Il est notamment regrettable que nombre de troubles ne puissent être dépistés et traités au moment où les enfants sont en pleine phase d'acquisition de la lecture et de l'écriture au cours préparatoire.

De ce diagnostic, le ministère de l'Education nationale n'a tiré, à ce jour, aucune conséquence réelle.

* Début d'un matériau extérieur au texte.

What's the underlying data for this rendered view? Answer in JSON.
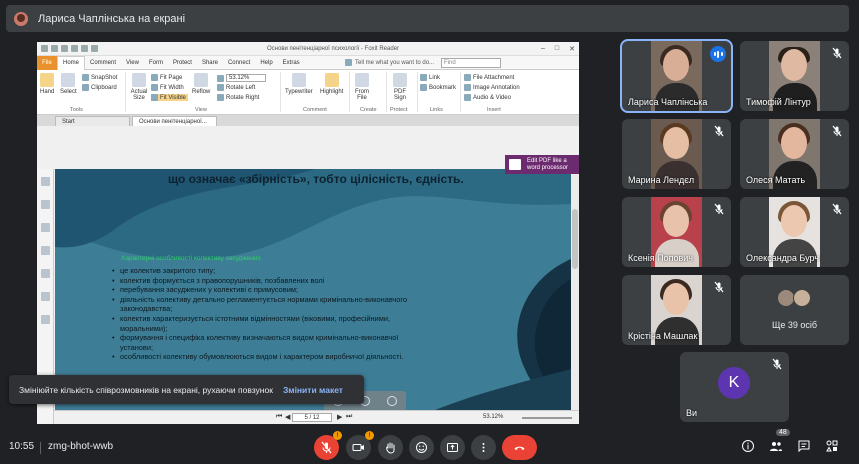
{
  "presenter_bar": {
    "title": "Лариса Чаплінська на екрані"
  },
  "reader": {
    "window_title": "Основи пенітенціарної психології - Foxit Reader",
    "menus": [
      "File",
      "Home",
      "Comment",
      "View",
      "Form",
      "Protect",
      "Share",
      "Connect",
      "Help",
      "Extras"
    ],
    "tell_me": "Tell me what you want to do...",
    "find_placeholder": "Find",
    "ribbon": {
      "hand": "Hand",
      "select": "Select",
      "snapshot": "SnapShot",
      "clipboard": "Clipboard",
      "actual_size": "Actual Size",
      "fit_page": "Fit Page",
      "fit_width": "Fit Width",
      "fit_visible": "Fit Visible",
      "reflow": "Reflow",
      "zoom": "53.12%",
      "rotate_left": "Rotate Left",
      "rotate_right": "Rotate Right",
      "typewriter": "Typewriter",
      "highlight": "Highlight",
      "from_file": "From File",
      "pdf_sign": "PDF Sign",
      "link": "Link",
      "bookmark": "Bookmark",
      "file_attachment": "File Attachment",
      "image_annotation": "Image Annotation",
      "audio_video": "Audio & Video",
      "groups": {
        "tools": "Tools",
        "view": "View",
        "comment": "Comment",
        "create": "Create",
        "protect": "Protect",
        "links": "Links",
        "insert": "Insert"
      }
    },
    "tabs": [
      "Start",
      "Основи пенітенціарної..."
    ],
    "edit_pdf": "Edit PDF like a word processor",
    "page": {
      "heading": "що означає «збірність», тобто цілісність, єдність.",
      "green_line": "Характерні особливості колективу засуджених",
      "bullets": [
        "це колектив закритого типу;",
        "колектив формується з правопорушників, позбавлених волі",
        " перебування засуджених у колективі є примусовим;",
        "діяльність колективу детально регламентується нормами кримінально-виконавчого законодавства;",
        "колектив характеризується істотними відмінностями (віковими, професійними, моральними);",
        "формування і специфіка колективу визначаються видом кримінально-виконавчої установи;",
        "особливості колективу обумовлюються видом і характером виробничої діяльності."
      ]
    },
    "status": {
      "page": "5 / 12",
      "zoom": "53.12%"
    }
  },
  "participants": [
    {
      "name": "Лариса Чаплінська",
      "speaking": true
    },
    {
      "name": "Тимофій Лінтур",
      "muted": true
    },
    {
      "name": "Марина Лендєл",
      "muted": true
    },
    {
      "name": "Олеся Матать",
      "muted": true
    },
    {
      "name": "Ксенія Попович",
      "muted": true
    },
    {
      "name": "Олександра Бурч",
      "muted": true
    },
    {
      "name": "Крістіна Машлак",
      "muted": true
    }
  ],
  "others": {
    "label": "Ще 39 осіб"
  },
  "self": {
    "name": "Ви",
    "initial": "K"
  },
  "toast": {
    "message": "Змініюйте кількість співрозмовників на екрані, рухаючи повзунок",
    "action": "Змінити макет"
  },
  "bottom": {
    "time": "10:55",
    "meeting_code": "zmg-bhot-wwb",
    "mic_badge": "!",
    "cam_badge": "!",
    "people_count": "48"
  },
  "colors": {
    "background": "#202124",
    "tile": "#3c4043",
    "accent": "#8ab4f8",
    "end_call": "#ea4335",
    "slide": "#3e7d96"
  }
}
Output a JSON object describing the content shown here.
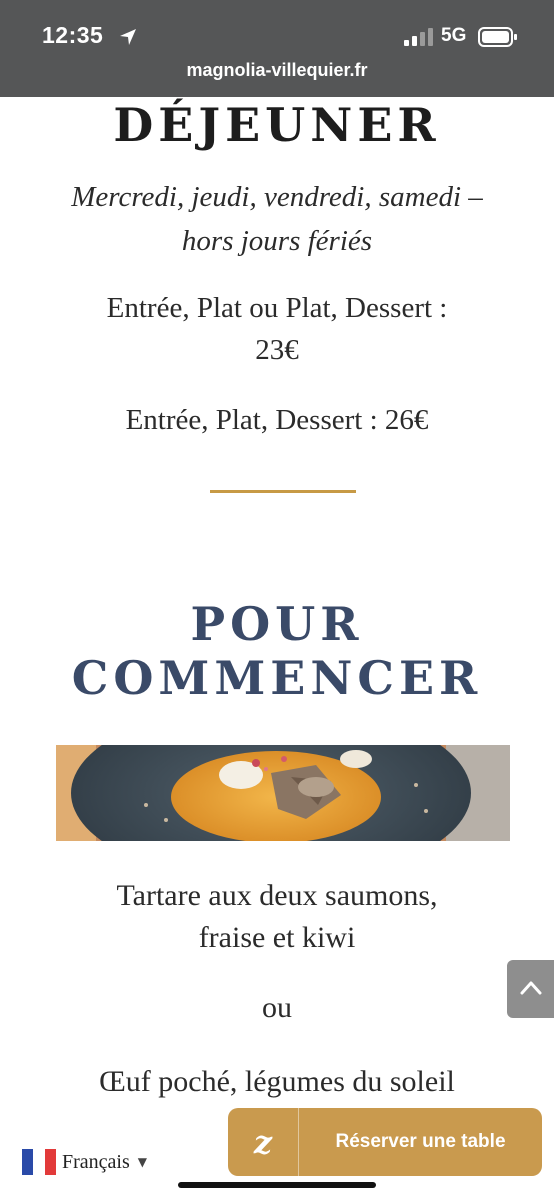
{
  "status_bar": {
    "time": "12:35",
    "network": "5G",
    "icons": [
      "location-arrow-icon",
      "signal-icon",
      "battery-icon"
    ]
  },
  "browser": {
    "url": "magnolia-villequier.fr"
  },
  "menu": {
    "lunch": {
      "title": "DÉJEUNER",
      "days_line1": "Mercredi, jeudi, vendredi, samedi –",
      "days_line2": "hors jours fériés",
      "price1_line1": "Entrée, Plat ou Plat, Dessert :",
      "price1_line2": "23€",
      "price2": "Entrée, Plat, Dessert : 26€"
    },
    "starters": {
      "title_line1": "POUR",
      "title_line2": "COMMENCER",
      "dish1_line1": "Tartare aux deux saumons,",
      "dish1_line2": "fraise et kiwi",
      "or_label": "ou",
      "dish2": "Œuf poché, légumes du soleil"
    }
  },
  "language": {
    "label": "Français",
    "flag": "france-flag-icon"
  },
  "reserve": {
    "logo": "z",
    "label": "Réserver une table"
  },
  "colors": {
    "accent_gold": "#c79a45",
    "reserve_bg": "#c99a4e",
    "heading_blue": "#3a4a68",
    "topbar_gray": "#555657"
  }
}
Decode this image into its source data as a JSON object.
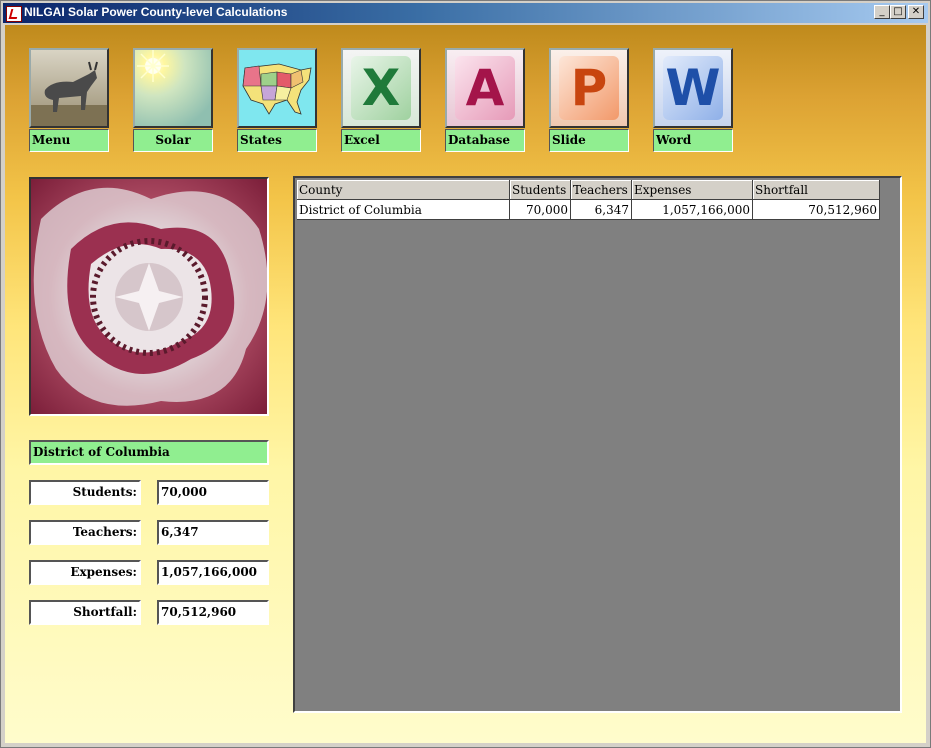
{
  "window": {
    "title": "NILGAI Solar Power County-level Calculations",
    "minimize": "_",
    "maximize": "□",
    "close": "✕"
  },
  "toolbar": [
    {
      "label": "Menu",
      "icon": "nilgai-antelope-icon"
    },
    {
      "label": "Solar",
      "icon": "sun-icon"
    },
    {
      "label": "States",
      "icon": "us-states-map-icon"
    },
    {
      "label": "Excel",
      "icon": "excel-icon",
      "letter": "X",
      "color": "#1f7a3a"
    },
    {
      "label": "Database",
      "icon": "access-database-icon",
      "letter": "A",
      "color": "#a4144a"
    },
    {
      "label": "Slide",
      "icon": "powerpoint-icon",
      "letter": "P",
      "color": "#c8450f"
    },
    {
      "label": "Word",
      "icon": "word-icon",
      "letter": "W",
      "color": "#1e4fa8"
    }
  ],
  "details": {
    "county": "District of Columbia",
    "fields": [
      {
        "label": "Students:",
        "value": "70,000"
      },
      {
        "label": "Teachers:",
        "value": "6,347"
      },
      {
        "label": "Expenses:",
        "value": "1,057,166,000"
      },
      {
        "label": "Shortfall:",
        "value": "70,512,960"
      }
    ]
  },
  "grid": {
    "columns": [
      "County",
      "Students",
      "Teachers",
      "Expenses",
      "Shortfall"
    ],
    "rows": [
      [
        "District of Columbia",
        "70,000",
        "6,347",
        "1,057,166,000",
        "70,512,960"
      ]
    ]
  }
}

Les circulaires ou documents d'information relatives à des actions ponctuelles se sont multipliées, mais les circulaires relatives aux missions respectives des médecins et des infirmiers de l'Education nationale sont toujours attendues.

Surtout, les nouveaux emplois de médecins et d'infirmiers créés en l'an 2000 ont continué d'être alloués systématiquement aux établissements du second degré concernés par le plan contre la violence, contrairement aux préconisations précédentes.

En revanche, aucun renforcement du suivi médico-social à l'école n'a été mis en oeuvre à ce jour, et le ministère n'indique en réponse à votre rapporteur aucun projet de réforme en la matière.

Cet exemple démontre, s'il en était besoin, que le ministère conduit trop souvent une politique consistant à afficher des créations de postes sans se préoccuper le moins du monde de leur allocation optimale, ni de renforcer l'efficacité de l'action des personnels en place .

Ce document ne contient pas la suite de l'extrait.